Reyna Tropical 2024
Photo: Devyn Galindo / Pitch Perfect PR

Reyna Tropical Find the Bitter and the Sweet on ‘Malegría’

All we have is each other. Let’s dance and fall in love, for what else is there? Reyna Tropical’s Malegría provides the soundtrack.

Malegría
Reyna Tropical
Psychic Hotline
29 March 2024

Reyna Tropical began as a duo in 2016 as a collaboration between singer/guitarist/songwriter Fabiola Reyna and DJ, musician, and artist Nactali “Sumohair” Diaz. The duo released two highly regarded EPs that featured highly rhythmic music that blended exotic drumbeats, loopy guitar phrases, and celestial vocals. Their music made one want to dance and dream at the same time. Sadly, Sumo died in an e-scooter accident in Los Angeles in 2022. Fabio has soldiered on and recently released Reyna Tropical’s first full-length album, Malegría. It’s a wild creation filled with lively instrumental surface buoyancy, thoughtful, completive lyrics, field recordings from nature, and conversational interludes previously recorded between Sumo and Fabi.

Malegría‘s title comes from a 1988 Manu Chao song. Chao coined the term “Malegría” as a combination of the two Spanish language words “mal” (bad) and “alegría” (happiness). The result can be defined as something like sad/happy or bittersweet, emphasizing the positive side of the equation. The mixed emotions conjured up are like those one would feel while remembering the life of a treasured friend who is no longer alive, presumably the way Fabi feels about her experiences with Sumo. The memories bring pain but also joy.
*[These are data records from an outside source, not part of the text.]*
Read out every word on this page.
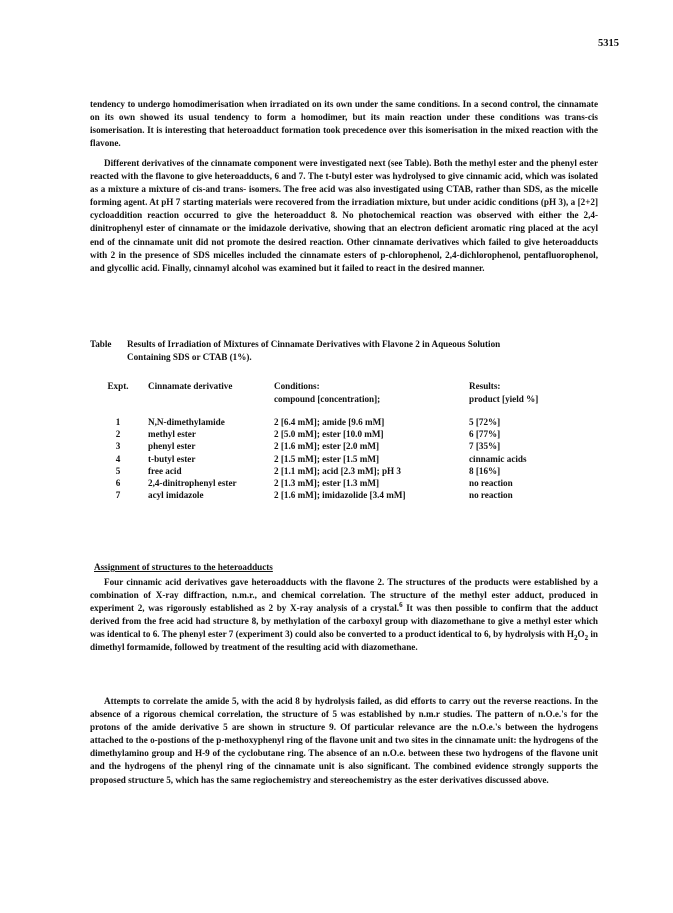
5315

tendency to undergo homodimerisation when irradiated on its own under the same conditions. In a second control, the cinnamate on its own showed its usual tendency to form a homodimer, but its main reaction under these conditions was trans-cis isomerisation. It is interesting that heteroadduct formation took precedence over this isomerisation in the mixed reaction with the flavone.

Different derivatives of the cinnamate component were investigated next (see Table). Both the methyl ester and the phenyl ester reacted with the flavone to give heteroadducts, 6 and 7. The t-butyl ester was hydrolysed to give cinnamic acid, which was isolated as a mixture a mixture of cis-and trans- isomers. The free acid was also investigated using CTAB, rather than SDS, as the micelle forming agent. At pH 7 starting materials were recovered from the irradiation mixture, but under acidic conditions (pH 3), a [2+2] cycloaddition reaction occurred to give the heteroadduct 8. No photochemical reaction was observed with either the 2,4-dinitrophenyl ester of cinnamate or the imidazole derivative, showing that an electron deficient aromatic ring placed at the acyl end of the cinnamate unit did not promote the desired reaction. Other cinnamate derivatives which failed to give heteroadducts with 2 in the presence of SDS micelles included the cinnamate esters of p-chlorophenol, 2,4-dichlorophenol, pentafluorophenol, and glycollic acid. Finally, cinnamyl alcohol was examined but it failed to react in the desired manner.

Table Results of Irradiation of Mixtures of Cinnamate Derivatives with Flavone 2 in Aqueous Solution
Containing SDS or CTAB (1%).
Expt.	Cinnamate derivative	Conditions:	Results:
		compound [concentration];	product [yield %]

1	N,N-dimethylamide	2 [6.4 mM]; amide [9.6 mM]	5 [72%]
2	methyl ester	2 [5.0 mM]; ester [10.0 mM]	6 [77%]
3	phenyl ester	2 [1.6 mM]; ester [2.0 mM]	7 [35%]
4	t-butyl ester	2 [1.5 mM]; ester [1.5 mM]	cinnamic acids
5	free acid	2 [1.1 mM]; acid [2.3 mM]; pH 3	8 [16%]
6	2,4-dinitrophenyl ester	2 [1.3 mM]; ester [1.3 mM]	no reaction
7	acyl imidazole	2 [1.6 mM]; imidazolide [3.4 mM]	no reaction
Assignment of structures to the heteroadducts

Four cinnamic acid derivatives gave heteroadducts with the flavone 2. The structures of the products were established by a combination of X-ray diffraction, n.m.r., and chemical correlation. The structure of the methyl ester adduct, produced in experiment 2, was rigorously established as 2 by X-ray analysis of a crystal.$^6$ It was then possible to confirm that the adduct derived from the free acid had structure 8, by methylation of the carboxyl group with diazomethane to give a methyl ester which was identical to 6. The phenyl ester 7 (experiment 3) could also be converted to a product identical to 6, by hydrolysis with $H_2O_2$ in dimethyl formamide, followed by treatment of the resulting acid with diazomethane.

Attempts to correlate the amide 5, with the acid 8 by hydrolysis failed, as did efforts to carry out the reverse reactions. In the absence of a rigorous chemical correlation, the structure of 5 was established by n.m.r studies. The pattern of n.O.e.'s for the protons of the amide derivative 5 are shown in structure 9. Of particular relevance are the n.O.e.'s between the hydrogens attached to the o-postions of the p-methoxyphenyl ring of the flavone unit and two sites in the cinnamate unit: the hydrogens of the dimethylamino group and H-9 of the cyclobutane ring. The absence of an n.O.e. between these two hydrogens of the flavone unit and the hydrogens of the phenyl ring of the cinnamate unit is also significant. The combined evidence strongly supports the proposed structure 5, which has the same regiochemistry and stereochemistry as the ester derivatives discussed above.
Fabi sings in Spanish and often abandons language for pure sounds that express the deeper truths that she feels in her body. She will also indulge in repetition so that the words themselves become pure sounds, as in “La Mama” and “Lo Siento”, where she restates the phrase “No, lo se, lo siento” (“I don’t know, I’m sorry”) eight times. Her sadness is best conveyed by the repeating of guitar riffs combined with retelling her sorrow. The recurring rhythm makes one physically feel the singer’s distress.

That is similar to the way the sounds of nature are incorporated into Reyna Tropical’s music. The track “Moviemiento” compares the feeling of being connected by love to the movement of the sea. The sound of gentle waves opens the song and can be heard throughout in the background while Fabi coos and quietly strums her guitar. The connections one has to others, and the planet itself are all manifestations of the same spirituality. One feels it inside one’s body and experiences it by paying attention to the resonances of the natural world.

The verbal interludes are mainly in English and show the laughter and good times Fabi and Sumo had making and talking about music. Their conversations reveal their shared purpose of promoting the culture of the tropical diaspora and their ambitions. Fabi is an activist and founder of the magazine She Shreds, which is dedicated to women and nonbinary guitarists. On the interlude “Singing”, Fabi notes that she initially resisted singing because she worried it would distract listeners from appreciating her guitar work. Now, she sees it as another “character” by which she can express herself. Indeed, while Fabi is an excellent guitarist, she also uses her voice well to present her narratives.

Fabi generally sings in a hushed voice, which creates intimacy with the listener. She presents the character of the friend who tells us what we should already know. Life is a blend of joy and sorrow, the sweetness of life’s moments mixed with bitterness. All we have is each other. Let’s dance and fall in love, for what else is there? Reyna Tropical’s Malegría provides the soundtrack.